Jeremy Male is an executive in a branch of the advertising business — billboards — that took a huge hit in the spring. So he was heartened by what he saw this week on his commute from Greenwich, Conn., to his office in Manhattan.
Through the windows of the Metro North train and on his walk from Grand Central Terminal to the Chrysler Building, Mr. Male saw ads, ads, ads.
He is the chief executive of Outfront Media, a company that sells space on more than 500,000 billboards and other platforms in North America, including the sides of buses and the interiors of subway cars. And like other companies that specialize in so-called out-of-home display ads, Outfront Media has been hurt by the pandemic.
In an earnings report on Wednesday, Mr. Male said Outfront Media’s overall revenue for the second quarter of 2020, a three-month period of pandemic-related lockdowns across the United States, had declined nearly 50 percent from a year earlier.
It was a similar story for Clear Channel Outdoor, which sells space in 31 countries. On Friday the company said that its overall revenue fell nearly 55 percent during the same period. It was even worse for the advertising firm JCDecaux, which has more than 1 million promotional panels worldwide. Its advertising revenue sank nearly 66 percent.

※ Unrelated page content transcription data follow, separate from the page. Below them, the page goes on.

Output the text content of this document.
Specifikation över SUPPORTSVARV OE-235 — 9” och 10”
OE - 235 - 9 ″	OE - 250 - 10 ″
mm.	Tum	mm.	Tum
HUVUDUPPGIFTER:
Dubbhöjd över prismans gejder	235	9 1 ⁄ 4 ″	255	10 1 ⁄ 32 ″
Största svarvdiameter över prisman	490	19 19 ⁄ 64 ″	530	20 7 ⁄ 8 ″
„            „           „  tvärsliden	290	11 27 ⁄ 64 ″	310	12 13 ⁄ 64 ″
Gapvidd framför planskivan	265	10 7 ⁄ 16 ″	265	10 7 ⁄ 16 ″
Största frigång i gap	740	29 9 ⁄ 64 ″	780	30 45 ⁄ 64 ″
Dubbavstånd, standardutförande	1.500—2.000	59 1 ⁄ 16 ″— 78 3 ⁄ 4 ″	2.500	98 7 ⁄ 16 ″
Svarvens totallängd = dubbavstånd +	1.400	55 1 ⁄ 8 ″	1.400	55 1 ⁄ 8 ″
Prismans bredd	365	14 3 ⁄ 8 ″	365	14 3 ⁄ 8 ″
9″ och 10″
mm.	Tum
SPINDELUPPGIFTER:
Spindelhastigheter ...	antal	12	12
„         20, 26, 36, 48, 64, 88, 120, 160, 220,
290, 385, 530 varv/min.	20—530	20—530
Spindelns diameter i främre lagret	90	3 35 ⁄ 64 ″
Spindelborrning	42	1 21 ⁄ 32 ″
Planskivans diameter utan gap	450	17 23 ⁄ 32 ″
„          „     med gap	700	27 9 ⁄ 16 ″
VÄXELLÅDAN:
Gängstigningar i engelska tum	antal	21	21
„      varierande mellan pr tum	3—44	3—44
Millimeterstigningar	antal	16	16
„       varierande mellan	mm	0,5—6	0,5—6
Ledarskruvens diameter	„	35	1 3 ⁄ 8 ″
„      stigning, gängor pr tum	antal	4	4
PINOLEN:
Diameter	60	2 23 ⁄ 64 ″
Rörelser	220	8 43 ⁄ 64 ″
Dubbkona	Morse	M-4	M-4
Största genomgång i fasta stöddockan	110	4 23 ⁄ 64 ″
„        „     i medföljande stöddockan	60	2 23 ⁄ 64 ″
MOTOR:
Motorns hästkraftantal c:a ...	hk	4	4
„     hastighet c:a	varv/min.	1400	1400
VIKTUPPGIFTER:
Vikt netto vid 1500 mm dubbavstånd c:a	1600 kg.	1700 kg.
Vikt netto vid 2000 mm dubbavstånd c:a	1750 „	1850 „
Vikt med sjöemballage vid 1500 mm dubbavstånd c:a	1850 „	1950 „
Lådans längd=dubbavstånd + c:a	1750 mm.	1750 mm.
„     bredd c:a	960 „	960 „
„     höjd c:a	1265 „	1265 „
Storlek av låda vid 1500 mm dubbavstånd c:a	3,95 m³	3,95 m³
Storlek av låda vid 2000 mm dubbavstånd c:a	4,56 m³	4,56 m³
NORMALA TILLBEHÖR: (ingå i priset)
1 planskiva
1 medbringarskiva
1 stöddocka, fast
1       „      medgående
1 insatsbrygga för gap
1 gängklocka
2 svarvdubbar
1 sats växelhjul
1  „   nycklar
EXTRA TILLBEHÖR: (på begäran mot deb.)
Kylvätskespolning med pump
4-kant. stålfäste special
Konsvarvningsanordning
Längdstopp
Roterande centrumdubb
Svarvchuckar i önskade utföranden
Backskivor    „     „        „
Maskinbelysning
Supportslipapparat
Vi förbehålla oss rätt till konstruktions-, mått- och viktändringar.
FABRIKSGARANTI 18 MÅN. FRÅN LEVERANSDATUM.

Before worldwide lockdowns went into effect, out-of-home advertising was embracing digital innovation and growing faster than many other parts of the industry. But when the virus hit, budget-strapped companies scaled back how much they spent on marketing in general — and they were especially wary of buying ad space in shopping centers and along travel routes that fewer people were around to see.
To help them through the crisis, many billboard companies took out loans and renegotiated contracts with airports and public transit organizations, and members of JCDecaux’s board cut their compensation for the year by 25 percent.
A second wave of Covid-19 cases has disrupted reopening efforts, sparking renewed discussion about the future of urban living. But during a conference call with analysts this week, Mr. Male, of Outfront Media, said the return of out-of-home ads in New York suggested that cities “are going to be hugely relevant,” even after the pandemic. And that will be good for his part of the ad business: New York and Los Angeles represent 40 percent of Outfront Media’s revenues.
Advertising executives said this week that the worst may be over, as more people return to work or go on road trips. But any recovery will be gradual: Outfront Media expects billboard revenue to decline 25 percent during the third quarter, in comparison with the same period last year (after a second-quarter drop of 38 percent) while also forecasting that its revenue from transit ads will fall 65 percent.
Based partly on his observations, Mr. Male said that young people, a prime target for advertisers, would continue to flock to urban areas. “They ain’t going to be out in Westchester,” he said. “They’re going to want to be here in the city.”